What Kind of Music Should the Grammys Be Rewarding?


Julius Koch

The task of reviewing music is in itself incredibly difficult. Knowing enough about music and its composition is an important prerequisite, but the main difficulty arises when a reviewer attempts to connect with the average reader who may not understand what he is praising and why he is praising it. Add to that the fact that listening to music is a very subjective experience, and it seems that music reviewers are generally confronted with a monstrous task.

As an awards event, the Grammys must directly deal with this dilemma. While the voting is completed by the National Academy of Recording Arts and Sciences, what should the criteria be for winning the coveted awards?

This year and not for the first time, Kanye West wasn’t too pleased with the results. The renowned rap artist felt that the Grammys were “disrespecting the craft” and “disrespecting artistry” in awarding Beck with the Album of the Year award over Beyoncé. It raises the question: What makes the craft what it is?

While music should sound good and be stimulating for the listener, there is more to the craft than simply producing pleasant sound. Making unique or new music that has a distinct style has always been the most impressive, such as when The Beatles revolutionized music with the introduction of a new style of rock and roll. The Grammys should help foster innovative and groundbreaking musical productions that have the potential to affect other artists or listeners in a profound way.

Of course, the televised event largely succeeds because of commercial reasons. The live presentations, which were very well organized and performed this year, as well as the presence of major celebrities attract a heavy following. Mr. West himself said that the Grammys are like the Super Bowl of music.

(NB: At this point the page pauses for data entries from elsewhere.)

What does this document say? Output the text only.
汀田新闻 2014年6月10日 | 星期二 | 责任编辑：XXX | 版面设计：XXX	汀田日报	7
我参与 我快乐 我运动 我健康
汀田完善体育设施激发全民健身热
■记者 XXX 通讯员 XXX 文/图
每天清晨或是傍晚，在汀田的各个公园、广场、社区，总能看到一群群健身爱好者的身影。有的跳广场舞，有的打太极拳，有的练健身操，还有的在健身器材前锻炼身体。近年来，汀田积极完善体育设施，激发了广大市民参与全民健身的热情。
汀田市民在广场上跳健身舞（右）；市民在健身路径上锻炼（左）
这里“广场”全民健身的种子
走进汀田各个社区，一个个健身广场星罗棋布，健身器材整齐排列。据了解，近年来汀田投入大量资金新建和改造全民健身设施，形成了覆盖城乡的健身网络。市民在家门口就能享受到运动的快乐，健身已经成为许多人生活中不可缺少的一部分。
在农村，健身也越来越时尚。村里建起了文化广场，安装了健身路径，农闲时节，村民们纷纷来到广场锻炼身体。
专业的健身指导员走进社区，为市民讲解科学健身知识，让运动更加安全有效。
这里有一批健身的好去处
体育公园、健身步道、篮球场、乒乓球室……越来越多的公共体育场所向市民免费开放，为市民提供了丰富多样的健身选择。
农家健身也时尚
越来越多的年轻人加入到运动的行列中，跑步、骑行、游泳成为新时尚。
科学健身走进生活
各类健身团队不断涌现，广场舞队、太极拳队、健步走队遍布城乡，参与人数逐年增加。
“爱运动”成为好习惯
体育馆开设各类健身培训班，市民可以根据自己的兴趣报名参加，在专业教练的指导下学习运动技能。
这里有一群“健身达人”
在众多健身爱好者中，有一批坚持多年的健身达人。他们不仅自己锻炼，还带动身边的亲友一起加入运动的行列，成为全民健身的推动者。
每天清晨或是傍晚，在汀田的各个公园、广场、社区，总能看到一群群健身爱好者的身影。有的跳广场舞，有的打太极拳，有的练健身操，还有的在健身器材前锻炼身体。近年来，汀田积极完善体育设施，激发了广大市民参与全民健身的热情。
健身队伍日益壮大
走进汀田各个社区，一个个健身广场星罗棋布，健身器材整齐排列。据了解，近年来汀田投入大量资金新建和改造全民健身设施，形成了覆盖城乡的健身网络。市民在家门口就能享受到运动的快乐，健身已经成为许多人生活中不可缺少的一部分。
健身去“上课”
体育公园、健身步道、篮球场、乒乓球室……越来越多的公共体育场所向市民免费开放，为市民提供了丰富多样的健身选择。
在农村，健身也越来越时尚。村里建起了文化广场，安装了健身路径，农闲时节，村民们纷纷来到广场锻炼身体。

To a certain extent, it can always be argued that popularity or fame automatically gives someone’s work credibility, unless your name is, perhaps, Kim Kardashian (sorry, Kanye). In many cases, artists will project their thoughts and produce music that catches on and unexpectedly reaches the masses. But just because music is popular, it definitely does not guarantee that it is groundbreaking or new. Taylor Swift arguably moved away from her soft country-esque sound to a more pop feel, which many saw as abandoning her roots. While many consider her new work to still have quality, her evolution definitely wasn’t progressive. The issue of evaluating music on these terms is never black or white, which is why the entire voting process is so difficult.

Of course, any musician wants his music to be heard. In today’s market, it certainly isn’t easy to propel yourself to the top of the charts while retaining an extremely distinct or different style. At the same time, once you are established as a musical artist, you have a lot more freedom to experiment. People will listen to your music even if it goes off the beaten path. The Best New Artist category’s purpose is to seek out new, innovative artists who are not as renowned—an important part of the awards ceremony.

With today’s technology, there exists a limitless supply of readily available music to inspire and emotionally touch people. To differentiate the good from the great, the Grammys should encourage people to explore music on a deeper level and even produce unique sounds themselves. After all, in a sporting event, the team that has the most supporters does not automatically win. The winner in sports often proves his worth through some kind of ingenuity. Just like some key figures revolutionize the way sports are played, artists leave their mark by influencing music production.

Music remains a distinct medium that every person will claim to enjoy in a relatively unique way. This individualism should be highlighted by the Grammys to inspire the future of music. Currently, the Academy has done an admirable job in maintaining this vision. It remains to be seen if they will be able to continue to confront the notion that the event is a commercial popularity contest and keep proving that the music is what counts, popular or not. The importance of fostering a setting that values ingenuity and pure creativity is undeniable. It all contributes to underlining an American cultural movement of individuality and honesty in putting one’s thoughts out in the open.